At this point if you can’t actually tell they are two separate people, then you may have to finally accept the fact that you’ll never be able to join Scooby Doo’s gang. However, if you can guess who the killer is, then they may reconsider, as it is pretty much all a Scooby Doo ending (here’s a hint – it wasn’t Mr Wickles, like it was in the Scooby Doo episode What A Night For A Knight).

So now we all know that Lohan plays two people, there is a very worrying point I want to make here. This is the second time she has played twins, the first time being the Disney movie The Parent Trap. That means that, including Lohan herself, there are at least THREE people on this planet who think we need another Lindsay Lohan! Going by her acting standards in this movie, then that really isn’t a good idea (the only other film I’ve ever seen her in is Machete).
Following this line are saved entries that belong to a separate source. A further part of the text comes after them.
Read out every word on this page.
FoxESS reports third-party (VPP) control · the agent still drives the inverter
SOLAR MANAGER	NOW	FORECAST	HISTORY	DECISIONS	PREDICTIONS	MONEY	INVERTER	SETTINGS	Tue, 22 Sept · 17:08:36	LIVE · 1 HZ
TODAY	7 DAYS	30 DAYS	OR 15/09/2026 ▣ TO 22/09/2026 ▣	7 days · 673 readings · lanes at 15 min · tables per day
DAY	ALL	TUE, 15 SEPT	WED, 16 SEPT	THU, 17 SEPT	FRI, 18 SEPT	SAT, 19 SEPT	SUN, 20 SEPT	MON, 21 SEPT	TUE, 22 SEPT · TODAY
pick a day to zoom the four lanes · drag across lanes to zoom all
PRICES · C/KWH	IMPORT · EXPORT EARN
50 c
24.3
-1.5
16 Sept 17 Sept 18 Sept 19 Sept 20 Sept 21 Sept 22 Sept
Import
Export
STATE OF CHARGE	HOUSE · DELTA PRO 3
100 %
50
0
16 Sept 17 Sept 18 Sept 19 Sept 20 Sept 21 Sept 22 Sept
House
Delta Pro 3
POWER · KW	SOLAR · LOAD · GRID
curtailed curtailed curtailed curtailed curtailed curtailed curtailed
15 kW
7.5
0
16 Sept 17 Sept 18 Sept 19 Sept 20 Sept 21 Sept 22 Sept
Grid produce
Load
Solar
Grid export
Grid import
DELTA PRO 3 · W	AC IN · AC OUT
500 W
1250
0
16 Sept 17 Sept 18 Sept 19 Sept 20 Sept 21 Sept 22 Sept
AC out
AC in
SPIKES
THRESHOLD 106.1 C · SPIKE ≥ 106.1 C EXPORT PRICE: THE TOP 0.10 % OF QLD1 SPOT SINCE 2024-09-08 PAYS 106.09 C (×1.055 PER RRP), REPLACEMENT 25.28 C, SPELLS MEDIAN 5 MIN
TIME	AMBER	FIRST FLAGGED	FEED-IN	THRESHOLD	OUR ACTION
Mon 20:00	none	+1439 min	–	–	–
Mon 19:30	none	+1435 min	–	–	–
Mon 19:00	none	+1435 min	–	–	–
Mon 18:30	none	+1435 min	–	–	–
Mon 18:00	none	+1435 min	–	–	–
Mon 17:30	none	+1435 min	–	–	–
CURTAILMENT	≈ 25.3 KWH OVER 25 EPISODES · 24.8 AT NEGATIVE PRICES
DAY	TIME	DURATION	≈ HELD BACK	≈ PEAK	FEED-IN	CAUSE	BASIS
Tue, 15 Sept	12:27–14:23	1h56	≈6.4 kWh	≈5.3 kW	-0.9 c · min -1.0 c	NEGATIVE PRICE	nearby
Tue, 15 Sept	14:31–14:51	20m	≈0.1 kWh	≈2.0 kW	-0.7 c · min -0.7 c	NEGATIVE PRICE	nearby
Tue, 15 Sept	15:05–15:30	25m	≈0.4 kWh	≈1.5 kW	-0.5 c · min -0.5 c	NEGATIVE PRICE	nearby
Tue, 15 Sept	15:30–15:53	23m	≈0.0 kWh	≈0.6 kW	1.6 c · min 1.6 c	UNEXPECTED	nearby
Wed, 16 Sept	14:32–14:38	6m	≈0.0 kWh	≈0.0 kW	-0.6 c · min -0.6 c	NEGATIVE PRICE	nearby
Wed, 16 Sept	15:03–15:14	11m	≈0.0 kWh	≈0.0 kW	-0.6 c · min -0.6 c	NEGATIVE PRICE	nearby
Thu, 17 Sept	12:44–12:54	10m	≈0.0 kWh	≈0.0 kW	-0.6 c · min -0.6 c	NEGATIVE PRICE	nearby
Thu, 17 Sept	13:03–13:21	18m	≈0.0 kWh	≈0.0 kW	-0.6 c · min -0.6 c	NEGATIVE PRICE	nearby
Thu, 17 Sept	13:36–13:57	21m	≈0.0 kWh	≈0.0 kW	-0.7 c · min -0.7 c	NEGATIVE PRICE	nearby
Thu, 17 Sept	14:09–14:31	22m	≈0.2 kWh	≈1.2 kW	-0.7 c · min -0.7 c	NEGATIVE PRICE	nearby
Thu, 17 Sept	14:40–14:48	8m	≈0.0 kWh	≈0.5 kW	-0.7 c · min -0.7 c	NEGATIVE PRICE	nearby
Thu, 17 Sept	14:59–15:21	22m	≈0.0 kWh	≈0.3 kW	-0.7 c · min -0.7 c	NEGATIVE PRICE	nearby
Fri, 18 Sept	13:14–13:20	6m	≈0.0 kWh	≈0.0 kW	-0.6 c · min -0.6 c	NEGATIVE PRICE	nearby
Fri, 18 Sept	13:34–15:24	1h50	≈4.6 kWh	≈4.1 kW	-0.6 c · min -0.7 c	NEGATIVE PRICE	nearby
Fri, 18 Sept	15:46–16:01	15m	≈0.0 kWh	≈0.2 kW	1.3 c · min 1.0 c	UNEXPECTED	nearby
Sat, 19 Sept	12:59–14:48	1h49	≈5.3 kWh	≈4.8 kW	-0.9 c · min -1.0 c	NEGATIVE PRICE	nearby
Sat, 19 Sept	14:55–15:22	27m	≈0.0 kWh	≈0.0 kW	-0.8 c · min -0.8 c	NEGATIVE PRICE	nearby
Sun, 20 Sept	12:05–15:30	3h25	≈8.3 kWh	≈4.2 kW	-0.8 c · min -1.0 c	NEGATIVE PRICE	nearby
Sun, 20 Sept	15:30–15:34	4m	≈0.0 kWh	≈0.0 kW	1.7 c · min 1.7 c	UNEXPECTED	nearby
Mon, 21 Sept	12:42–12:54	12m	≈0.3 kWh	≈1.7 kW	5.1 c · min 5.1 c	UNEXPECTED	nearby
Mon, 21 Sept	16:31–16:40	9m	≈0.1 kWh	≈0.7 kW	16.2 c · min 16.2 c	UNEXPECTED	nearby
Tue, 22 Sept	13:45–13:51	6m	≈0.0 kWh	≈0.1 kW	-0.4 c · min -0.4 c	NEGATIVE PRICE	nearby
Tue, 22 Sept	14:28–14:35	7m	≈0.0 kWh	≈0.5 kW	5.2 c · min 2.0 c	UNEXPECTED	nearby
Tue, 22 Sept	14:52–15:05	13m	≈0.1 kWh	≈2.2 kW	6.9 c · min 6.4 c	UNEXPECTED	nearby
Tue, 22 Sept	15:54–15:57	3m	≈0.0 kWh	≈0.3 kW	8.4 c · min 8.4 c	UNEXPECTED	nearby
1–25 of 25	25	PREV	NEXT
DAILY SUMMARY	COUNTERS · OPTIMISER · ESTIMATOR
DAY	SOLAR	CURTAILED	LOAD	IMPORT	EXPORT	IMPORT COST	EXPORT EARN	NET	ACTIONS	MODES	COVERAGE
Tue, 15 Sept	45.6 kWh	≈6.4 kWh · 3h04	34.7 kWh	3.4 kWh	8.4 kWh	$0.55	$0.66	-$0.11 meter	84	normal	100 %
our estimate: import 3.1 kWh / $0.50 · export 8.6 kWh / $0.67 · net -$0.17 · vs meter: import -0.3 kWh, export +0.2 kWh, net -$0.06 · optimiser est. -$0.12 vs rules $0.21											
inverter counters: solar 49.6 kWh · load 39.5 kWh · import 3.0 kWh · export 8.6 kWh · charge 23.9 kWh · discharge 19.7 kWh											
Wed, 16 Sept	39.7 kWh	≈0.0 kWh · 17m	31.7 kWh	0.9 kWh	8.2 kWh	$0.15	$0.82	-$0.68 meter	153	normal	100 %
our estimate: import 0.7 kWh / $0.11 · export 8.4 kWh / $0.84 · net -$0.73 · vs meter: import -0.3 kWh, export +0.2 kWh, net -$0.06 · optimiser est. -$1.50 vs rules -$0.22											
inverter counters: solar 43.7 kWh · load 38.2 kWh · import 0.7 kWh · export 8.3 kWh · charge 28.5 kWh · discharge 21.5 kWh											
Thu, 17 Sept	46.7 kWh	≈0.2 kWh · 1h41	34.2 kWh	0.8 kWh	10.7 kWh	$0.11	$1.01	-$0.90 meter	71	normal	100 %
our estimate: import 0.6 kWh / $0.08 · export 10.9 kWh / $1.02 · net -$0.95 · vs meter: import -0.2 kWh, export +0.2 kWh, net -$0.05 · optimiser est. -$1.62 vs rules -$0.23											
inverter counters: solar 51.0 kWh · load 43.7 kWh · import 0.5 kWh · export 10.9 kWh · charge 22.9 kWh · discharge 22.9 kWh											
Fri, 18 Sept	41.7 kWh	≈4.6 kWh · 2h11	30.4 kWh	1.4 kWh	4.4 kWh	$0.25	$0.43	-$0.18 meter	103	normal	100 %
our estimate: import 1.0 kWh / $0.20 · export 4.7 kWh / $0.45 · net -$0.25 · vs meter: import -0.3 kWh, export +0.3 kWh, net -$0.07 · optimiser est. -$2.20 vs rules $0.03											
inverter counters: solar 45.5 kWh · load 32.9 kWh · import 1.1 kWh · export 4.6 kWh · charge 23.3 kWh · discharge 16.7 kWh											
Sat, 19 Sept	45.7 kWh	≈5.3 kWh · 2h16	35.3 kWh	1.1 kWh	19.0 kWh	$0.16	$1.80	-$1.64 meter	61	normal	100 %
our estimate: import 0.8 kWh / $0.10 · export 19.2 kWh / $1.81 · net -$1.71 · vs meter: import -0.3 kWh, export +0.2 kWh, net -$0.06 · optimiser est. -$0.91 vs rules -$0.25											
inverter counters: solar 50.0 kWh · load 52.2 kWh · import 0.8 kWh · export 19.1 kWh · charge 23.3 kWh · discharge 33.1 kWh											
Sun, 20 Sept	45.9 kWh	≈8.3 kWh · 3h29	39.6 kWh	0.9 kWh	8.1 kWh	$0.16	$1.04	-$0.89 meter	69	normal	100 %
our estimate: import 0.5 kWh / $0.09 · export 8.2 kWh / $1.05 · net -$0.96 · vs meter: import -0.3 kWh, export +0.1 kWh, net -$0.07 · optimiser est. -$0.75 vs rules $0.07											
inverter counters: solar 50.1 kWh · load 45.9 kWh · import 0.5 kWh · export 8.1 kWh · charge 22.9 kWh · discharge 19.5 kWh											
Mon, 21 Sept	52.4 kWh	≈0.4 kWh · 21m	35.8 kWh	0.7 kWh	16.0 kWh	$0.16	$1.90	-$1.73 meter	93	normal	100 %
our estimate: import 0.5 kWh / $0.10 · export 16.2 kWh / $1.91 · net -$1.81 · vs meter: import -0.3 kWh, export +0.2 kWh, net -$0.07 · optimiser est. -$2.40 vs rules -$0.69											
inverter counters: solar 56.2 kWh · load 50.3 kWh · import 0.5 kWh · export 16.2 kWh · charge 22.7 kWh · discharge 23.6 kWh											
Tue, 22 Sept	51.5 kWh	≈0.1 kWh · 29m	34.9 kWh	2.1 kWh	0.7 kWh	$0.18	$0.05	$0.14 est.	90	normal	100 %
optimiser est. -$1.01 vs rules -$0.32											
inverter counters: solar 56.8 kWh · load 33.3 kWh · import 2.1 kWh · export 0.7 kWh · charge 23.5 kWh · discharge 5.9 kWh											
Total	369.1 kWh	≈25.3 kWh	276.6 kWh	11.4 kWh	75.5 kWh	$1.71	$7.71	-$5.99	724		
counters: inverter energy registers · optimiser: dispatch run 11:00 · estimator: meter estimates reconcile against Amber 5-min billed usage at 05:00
Apparently she even took pole dancing lessons to make her performance as Dakota more authentic. To me, that seems like a massive waste of time. Personally I couldn’t tell as I was watching her crappy performance through a red haze of rage (or possibly that was the crappy lighting choices of the director) and I’m sure the target audience for that scene would be watching it through squinted eyes anyway.

I'm pretty sure this film featured Lohan's first sex scene too. Unfortunately for any teenage boys reading this, Lohan does keep her bra on throughout. Which, bearing in mind this is Dakota's scene, seems strangely out of character. A stripper who gets coy whilst having sex whilst her "mother" is downstairs banging pots and pans and trying to ignore the sex noises? Of course this is a stripper who is also seducing her twin sisters boyfriend. But nobody brings this up at any point later, so it's all ok.



Which brings me on nicely to my next point. It's not entirely fair to blame Lohan for this lousy movie, she can only work with the script that’s been given to her, and that is where so many of this films problems lie. This is Jeff Hammond’s only writing credit, so perhaps the name of this movie is actually a self-prophesied reference to his crappy script writing skills. The plot is absolutely absurd, pretty much on a par with the water intolerant aliens in Signs invading a planet that is mostly water covered and where water falls from the sky on a regular basis. 


The fact that twins, who were separated at birth, have some sort of psychic link between them that causes one to suffer the same physical injuries as the other is just beyond silly. Dakota’s fingers fall off as Aubrey is tortured (and right in the middle of a pole dance too, talk about inconvenient), and she tries in vain to sew them back on. That’s right, they are stigmatic twins. I can only assume that neither of them had any accidents in their life ever and were completely unaware of this. Much the same I suppose as Luke Skywalker being completely unaware that Darth Vader is really his father.



One thing you may have noticed in this review is that I haven’t mentioned any of the other actors in this movie. Again this is a problem with the script. Characters seem to appear and disappear as quickly as an X-Factor winners career. Those that do appear for more than five minutes actually make Lohan’s performance look good. Halfway through this car crash of a movie I was hoping that one of the characters that would appear next would be Bobby Ewing taking a shower and this would all be a bad dream.

Seriously if you want to watch a psychological horror movie with a great twist then try Don’t Look Now, or even Saw (if you also want the torture aspect), just avoid this one.